A night like that would probably change anyone’s life.
And because he realized he might have just beat a man to death with a cane, Mobley runs back to his hotel, where he frantically packs his things and vomits. And the vomiting, well the toilet in which he loses his lunch into, is actually a revelation for Gloria decades later.
She sees (as did Thaddeus) that the maker of the toilet was from Dennis Stussy & Sons, except the “D” in Dennis had eroded.
Thaddeus Mobley became Ennis Stussy after a coke-up beatdown that lead to his praying to the porcelain god thereafter. And in a panic, he moved to Minnesota to lay low.
And Vivian tells Gloria the vicious near-death beating of Howard at the hands of Gloria’s stepfather. She admits she wasn’t a good person, but neither was Thaddeus. Which is true.
But Gloria found no answers to Ennis’ death, only his insane life in Los Angeles in the mid-’70s.
Gloria returns to Minnesota (the new chief has been demanding she return all episode) for Ennis’ funeral. And only she and her son Nathan are there.

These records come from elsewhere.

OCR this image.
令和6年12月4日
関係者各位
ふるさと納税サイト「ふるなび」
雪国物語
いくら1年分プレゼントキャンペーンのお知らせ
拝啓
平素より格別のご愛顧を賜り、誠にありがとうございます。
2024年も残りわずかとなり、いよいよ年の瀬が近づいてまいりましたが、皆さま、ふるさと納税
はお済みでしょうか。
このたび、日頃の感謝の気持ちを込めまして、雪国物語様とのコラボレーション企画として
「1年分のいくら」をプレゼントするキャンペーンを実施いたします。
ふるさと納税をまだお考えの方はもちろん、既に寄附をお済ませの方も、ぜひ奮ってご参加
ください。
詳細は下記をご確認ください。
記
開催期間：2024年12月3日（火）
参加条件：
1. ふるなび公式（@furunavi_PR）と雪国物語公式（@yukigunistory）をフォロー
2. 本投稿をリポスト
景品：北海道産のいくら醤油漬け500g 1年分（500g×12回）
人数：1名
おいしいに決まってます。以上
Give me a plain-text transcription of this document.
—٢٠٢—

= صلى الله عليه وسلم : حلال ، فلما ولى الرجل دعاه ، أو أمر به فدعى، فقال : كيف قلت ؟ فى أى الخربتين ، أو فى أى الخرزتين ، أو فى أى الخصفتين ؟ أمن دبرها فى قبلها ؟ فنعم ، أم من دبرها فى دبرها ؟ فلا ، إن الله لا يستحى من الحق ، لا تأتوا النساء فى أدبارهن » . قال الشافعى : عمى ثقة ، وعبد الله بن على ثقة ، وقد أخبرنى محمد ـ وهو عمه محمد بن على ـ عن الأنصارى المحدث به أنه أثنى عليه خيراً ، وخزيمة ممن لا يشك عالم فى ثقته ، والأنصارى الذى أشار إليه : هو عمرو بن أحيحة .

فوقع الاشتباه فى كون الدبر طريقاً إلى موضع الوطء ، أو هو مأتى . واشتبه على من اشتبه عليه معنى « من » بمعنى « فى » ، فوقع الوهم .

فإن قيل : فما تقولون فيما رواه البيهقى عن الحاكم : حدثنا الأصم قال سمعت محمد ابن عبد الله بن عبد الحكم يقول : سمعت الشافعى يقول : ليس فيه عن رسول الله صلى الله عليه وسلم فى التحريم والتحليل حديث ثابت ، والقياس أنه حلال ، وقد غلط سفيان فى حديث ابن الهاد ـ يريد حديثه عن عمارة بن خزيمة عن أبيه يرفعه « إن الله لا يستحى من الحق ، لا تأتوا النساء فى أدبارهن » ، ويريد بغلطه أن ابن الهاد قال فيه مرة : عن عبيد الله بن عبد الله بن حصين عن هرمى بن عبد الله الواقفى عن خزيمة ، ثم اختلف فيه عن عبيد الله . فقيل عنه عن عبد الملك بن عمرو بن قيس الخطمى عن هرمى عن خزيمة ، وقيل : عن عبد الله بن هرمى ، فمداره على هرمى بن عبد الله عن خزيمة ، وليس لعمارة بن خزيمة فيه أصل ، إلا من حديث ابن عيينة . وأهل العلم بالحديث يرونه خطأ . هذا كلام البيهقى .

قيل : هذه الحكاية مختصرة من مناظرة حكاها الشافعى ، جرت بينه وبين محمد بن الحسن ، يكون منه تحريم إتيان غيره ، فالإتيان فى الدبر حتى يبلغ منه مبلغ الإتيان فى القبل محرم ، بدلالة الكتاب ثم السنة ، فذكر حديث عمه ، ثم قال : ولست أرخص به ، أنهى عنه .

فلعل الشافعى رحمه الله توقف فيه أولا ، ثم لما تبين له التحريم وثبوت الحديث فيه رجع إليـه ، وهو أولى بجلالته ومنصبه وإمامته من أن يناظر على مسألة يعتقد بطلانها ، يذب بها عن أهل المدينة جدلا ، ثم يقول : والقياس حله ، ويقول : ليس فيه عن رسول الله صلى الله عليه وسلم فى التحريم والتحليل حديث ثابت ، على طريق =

But a new clue has emerged in Ennis’ murder: Fingerprints from his house were discovered and they have identified them: Maurice. Unfortunately, Maurice met his fate when that AC unit was dropped on his head. But now Gloria is on the scent that might lead her to the Stussy brothers.
- Why is the new chief, Moe Dammik, demanding Gloria come back to Minnesota? He told her last episode to take some time off. That made no sense to me.
- Nice call back to the film with everyone wanting to go to Arby’s for dinner. Marge Gunderson also eats Arby’s in the film.
- I enjoyed the animation sequence, as the alienation Gloria is feeling is a lot like what the “The Planet Wyh” is about.
- All those people on their phones in the restaurant is as infuriating on screen as it is in real life.
- Officer Hunt once had an attractive woman friend on Facebook that turned out to be a male Nigerian looking for money.
- I liked the color contrast between California (bright, colors popped) to Minnesota (stark, almost no color).
- Honestly, Howard had that beating coming.
- “I gotta drop the kids off at the pool.” “You have kids?” “I gotta take a s***.”
- “I don’t sound like that, do I?” “I mean — yeah.”
- “Could you stop saying Facebook?”
- Will the UFO thing from season two come into play with this science fiction stuff?
- The hotel in Los Angeles looked a lot like the hotel where the Massacre at Sioux Falls took place.
- When Gloria wants to talk to her son on the phone, she has the police pull over his school bus.